Announcements advertising the Abbey Group program described distribution of the same items listed in the caption for Jeb Wallace-Brodeur’s photo – 10 pounds of grilled chicken, up to 25 pounds of mostly local fresh produce, two gallons of milk and more than 7 pounds of Cabot dairy products, along with FEMA meals-ready-to-eat (MRE). As cars waited for eight to 10 hours on the runways to receive this nutritious local food for their needy families, signs reiterated the items that would be offered to each household.

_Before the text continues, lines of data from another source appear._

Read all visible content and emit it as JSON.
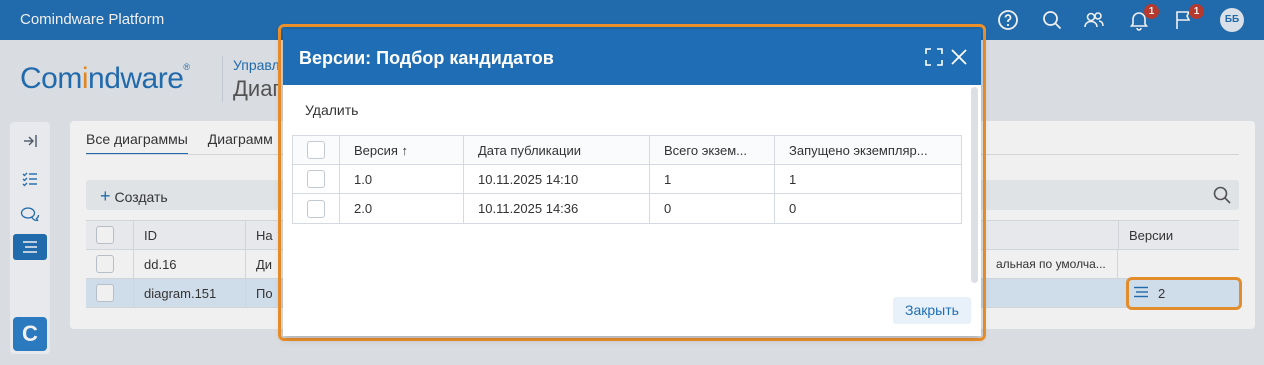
{
  "topbar": {
    "title": "Comindware Platform",
    "notifications_badge": "1",
    "messages_badge": "1",
    "avatar": "ББ"
  },
  "header": {
    "brand_prefix": "Com",
    "brand_o": "i",
    "brand_suffix": "ndware",
    "breadcrumb": "Управл",
    "page_title": "Диаг"
  },
  "rail": {
    "icons": [
      "collapse-arrow-icon",
      "checklist-icon",
      "chat-icon",
      "list-icon"
    ],
    "logo": "C"
  },
  "main": {
    "tabs": [
      {
        "label": "Все диаграммы"
      },
      {
        "label": "Диаграмм"
      }
    ],
    "create_label": "Создать",
    "grid": {
      "headers": {
        "id": "ID",
        "name": "На",
        "versions": "Версии"
      },
      "rows": [
        {
          "id": "dd.16",
          "name": "Ди",
          "extra": "альная по умолча...",
          "versions": ""
        },
        {
          "id": "diagram.151",
          "name": "По",
          "extra": "",
          "versions": "2"
        }
      ]
    }
  },
  "modal": {
    "title": "Версии: Подбор кандидатов",
    "delete_label": "Удалить",
    "close_label": "Закрыть",
    "columns": [
      "Версия ↑",
      "Дата публикации",
      "Всего экзем...",
      "Запущено экземпляр..."
    ],
    "rows": [
      {
        "version": "1.0",
        "date": "10.11.2025 14:10",
        "total": "1",
        "running": "1"
      },
      {
        "version": "2.0",
        "date": "10.11.2025 14:36",
        "total": "0",
        "running": "0"
      }
    ]
  }
}
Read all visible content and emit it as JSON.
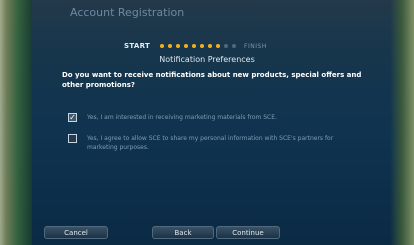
{
  "window": {
    "title": "Account Registration"
  },
  "progress": {
    "start_label": "START",
    "finish_label": "FINISH",
    "total_steps": 10,
    "completed_steps": 8,
    "active_color": "#f2b21c",
    "inactive_color": "#54677a"
  },
  "section": {
    "heading": "Notification Preferences",
    "question": "Do you want to receive notifications about new products, special offers and other promotions?"
  },
  "options": [
    {
      "label": "Yes, I am interested in receiving marketing materials from SCE.",
      "checked": true
    },
    {
      "label": "Yes, I agree to allow SCE to share my personal information with SCE's partners for marketing purposes.",
      "checked": false
    }
  ],
  "buttons": {
    "cancel": "Cancel",
    "back": "Back",
    "continue": "Continue"
  }
}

Perhaps the first few dozen cars received these items in the initial hour of distribution, but the majority of hungry residents received nothing that was promised in announcements or the onsite signs. Most cars drove home with boxes of “snack packs” consisting of small packages of roasted peanuts, 8 oz. servings of apple juice in plastic containers with foil lids, aseptic 8 oz. containers of Hershey’s chocolate milk, plastic containers of Ritz crackers with spreadable cheese, individually wrapped Tootsie Rolls, packets of grape jelly, mustard and mayonnaise, and multiple flavors of Pop-Tarts — assorted individual sets described as breakfast, lunch or dinner, from the Sacramento Sandwich Shop, each wrapped in plastic. Some lucky cars also received cases of traditional MREs – yet, still no fresh produce, dairy or meat to bring home to their families.
No bathrooms were available at the distribution until well after 2 p.m., the official “closing time” of the event, which left elderly residents or those with children no choice after hours of waiting but to lose their place in line or risk their health to remain in the queue. No staff or volunteers were on hand to communicate throughout the day, so families were never advised the fresh items had run out. After spending an entire day in an idling vehicle, using precious fuel and emitting exhaust fumes into the atmosphere, not a single car was informed their long wait would be rewarded with merely junk food.
Vermonters with the greatest need made sacrifices on Friday to take advantage of this government-funded program at Knapp Airport. They juggled work and child care to sit in line for up to 12 hours with the promise of receiving nutritious food for their families, only to be handed unhealthy snack food bundled up in wasteful packaging. The families, with the least time and energy to spare, devoted an entire day to take home healthy food for their families, only to drive away with boxes of overpackaged high-fructose corn syrup and genetically modified soybean oil.
The state could have saved these families time and headache, and avoided a potential public and mental health disaster, with better planning and communication. Considering the millions of federal dollars that subsidized the event, better planning and basic communication should have been a given. The intention of the program was valiant, but the execution chaotic and downright demoralizing. Vermont can do better.
Emily Ruff is a Town of Orange Select Board member.